When the result, among other things, is more than 700,000 villages without a road connection, 83% of Indians without internet access, and 47% of homes with no piped drinking water and sanitation, it isn't hard to imagine how infrastructure failings could limit the country's economic ambitions.
From insufficient planning to red tape and poor execution, there are multiple reasons behind India’s infrastructure woe. But among them, funding is widely seen as one of the biggest hurdles.
New infrastructure investment trusts, commonly known as InvITs in India, could help break the impasse by securitising infrastructure revenue streams and attracting new sources of funding.
The InvIT market started to take shape this year with two public listings already completed, while at least three companies are in the process of setting up InvITs.
“We see the launch of InvITs as a very promising development and is game-changing for the Indian infrastructure sector,” Pratik Agarwal, chief executive officer of India’s largest private power transmission company, Sterlite Power Grid Ventures, told FinanceAsia in an interview.
Finance minister Arun Jaitley has said India needs over $1.5 trillion of investment to help plug its infrastructure gap over the next 10 years. That's a chunky number, equivalent to 5.5 times India’s government spending last fiscal year.
Both public and private capital will be needed to fund the construction of roads, highways, railways, airports, power plants, and more. But India’s ability to deploy public capital is undermined by its bad debt problems. Some 17.7% of the country’s public sector bank assets as of the end of 2015 were classed as “stressed assets” compared with 11% three years earlier, according to State Bank of India.
The Indian public sector’s fiscal distress means increased debt financing, which currently accounts for about 80% of the country’s infrastructure spending, would hardly be sustainable. As such, private sector investment is becoming more important for the country’s infrastructure push.
However, the private sector faces its own obstacles. For one, the scale of private infrastructure funding is generally much smaller than government financing, meaning that private investment alone can hardly support large and capital-intensive infrastructure projects.
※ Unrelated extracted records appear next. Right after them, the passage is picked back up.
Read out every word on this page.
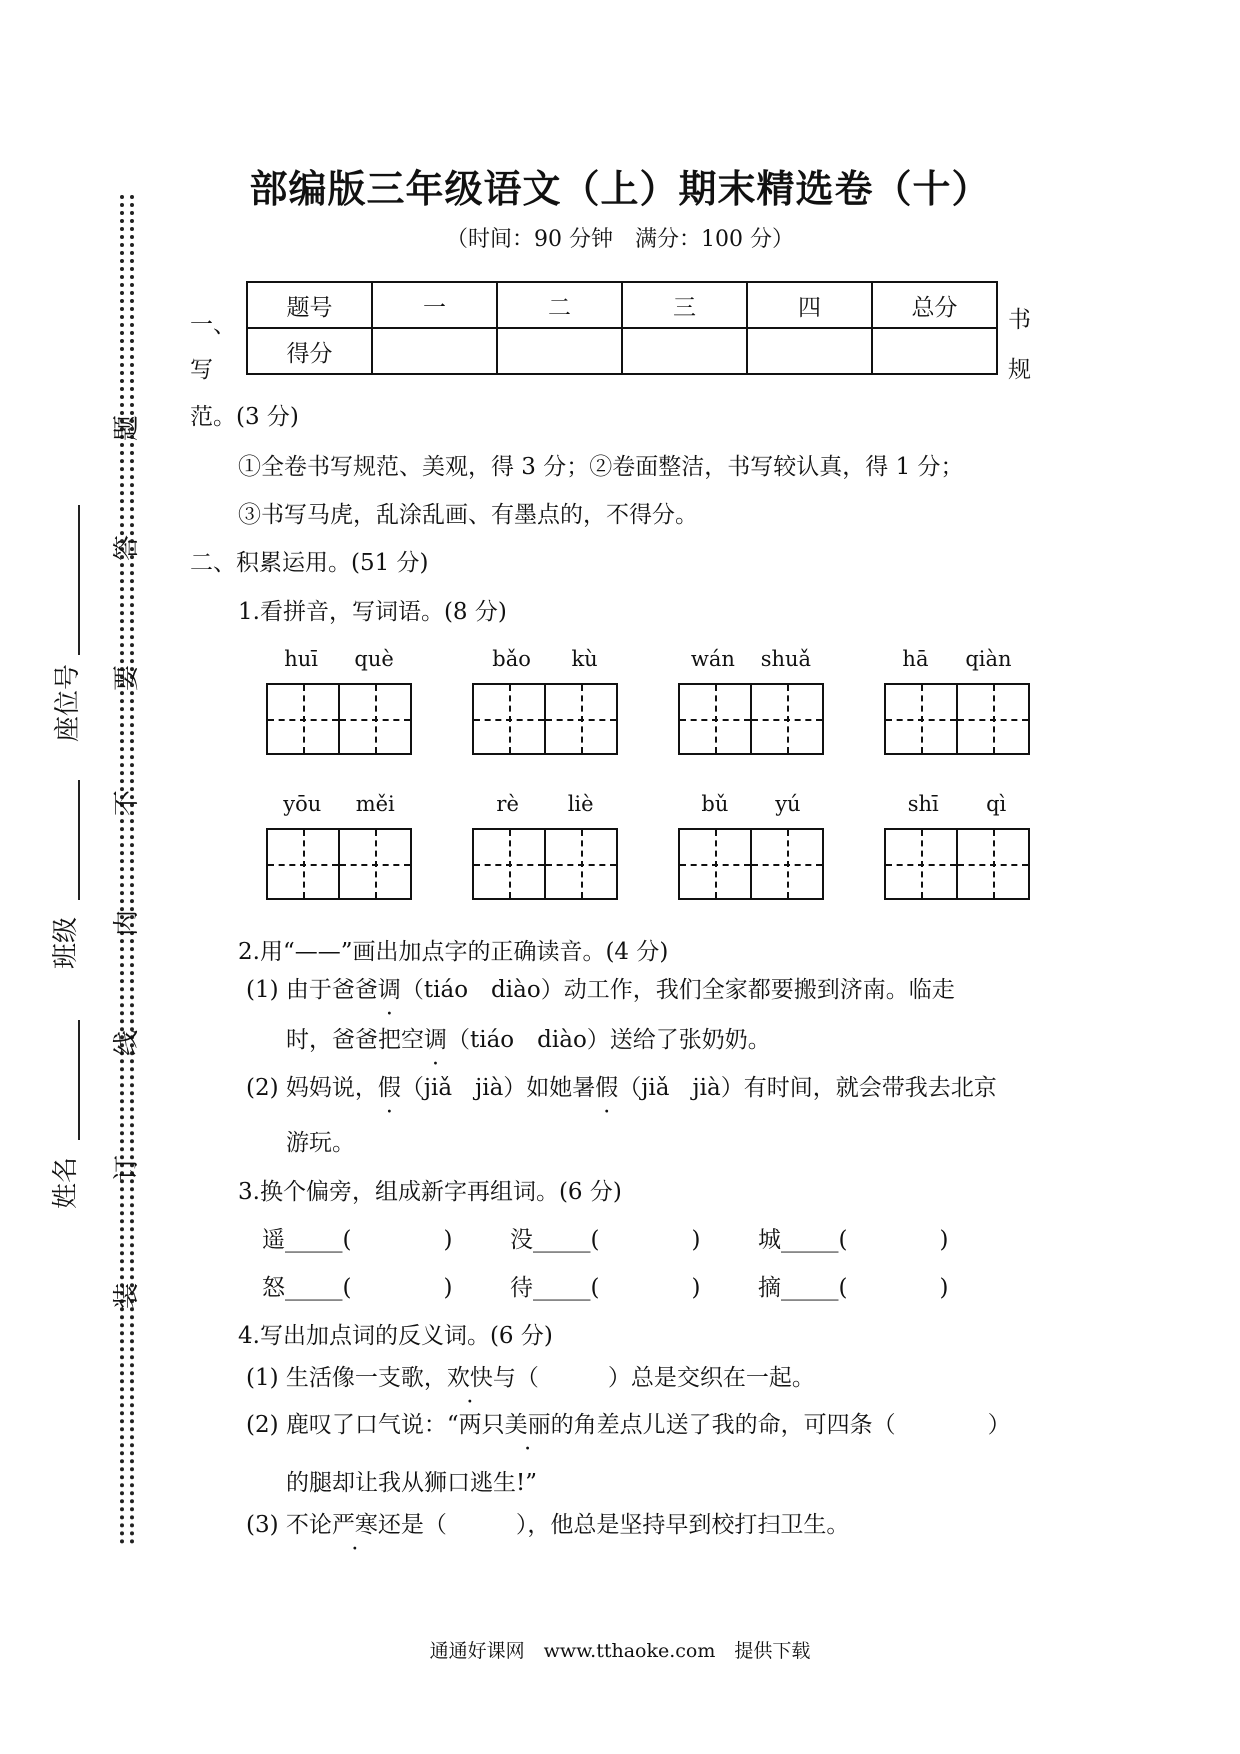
姓名
班级
座位号
装
订
线
内
不
要
答
题
部编版三年级语文（上）期末精选卷（十）
（时间：90 分钟　满分：100 分）
题号	一	二	三	四	总分
得分					
一、
写
书
规
范。(3 分)
①全卷书写规范、美观，得 3 分；②卷面整洁，书写较认真，得 1 分；
③书写马虎，乱涂乱画、有墨点的，不得分。
二、积累运用。(51 分)
1.看拼音，写词语。(8 分)
huī què	bǎo kù	wán shuǎ	hā qiàn
yōu měi	rè liè	bǔ yú	shī qì
2.用“——”画出加点字的正确读音。(4 分)
(1) 由于爸爸调（tiáo　diào）动工作，我们全家都要搬到济南。临走
时，爸爸把空调（tiáo　diào）送给了张奶奶。
(2) 妈妈说，假（jiǎ　jià）如她暑假（jiǎ　jià）有时间，就会带我去北京
游玩。
3.换个偏旁，组成新字再组词。(6 分)
遥_____(　　　　)	没_____(　　　　)	城_____(　　　　)
怒_____(　　　　)	待_____(　　　　)	摘_____(　　　　)
4.写出加点词的反义词。(6 分)
(1) 生活像一支歌，欢快与（　　　）总是交织在一起。
(2) 鹿叹了口气说：“两只美丽的角差点儿送了我的命，可四条（　　　　）
的腿却让我从狮口逃生!”
(3) 不论严寒还是（　　　），他总是坚持早到校打扫卫生。
通通好课网　www.tthaoke.com　提供下载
What’s more, private companies are more concerned about investment returns, profitability and cash flows. As a result, they are more inclined to avoid projects that have long development phases or carry significant operational risks.
In view of these obstacles, the government explored new ways to raise capital for infrastructure investment in recent years, echoing Prime Minister Narendra Modi’s call to step up infrastructure investment and speed up execution.
An important step was made in September 2014 when the Securities Exchange Board of India (Sebi) introduced regulations for establishing infrastructure investment trusts, or InvITs, paving the way for the country’s first securitisation of infrastructure assets.
It's been a long time coming, as with other things in India, but close to three years later the country’s first infrastructure investment trust, IRB InvIT Fund, finally made its way to the public market after completing a $724 million initial public offering in May. IRB InvIT Fund is an investment trust containing the toll road assets of IRB Infrastructure Developers.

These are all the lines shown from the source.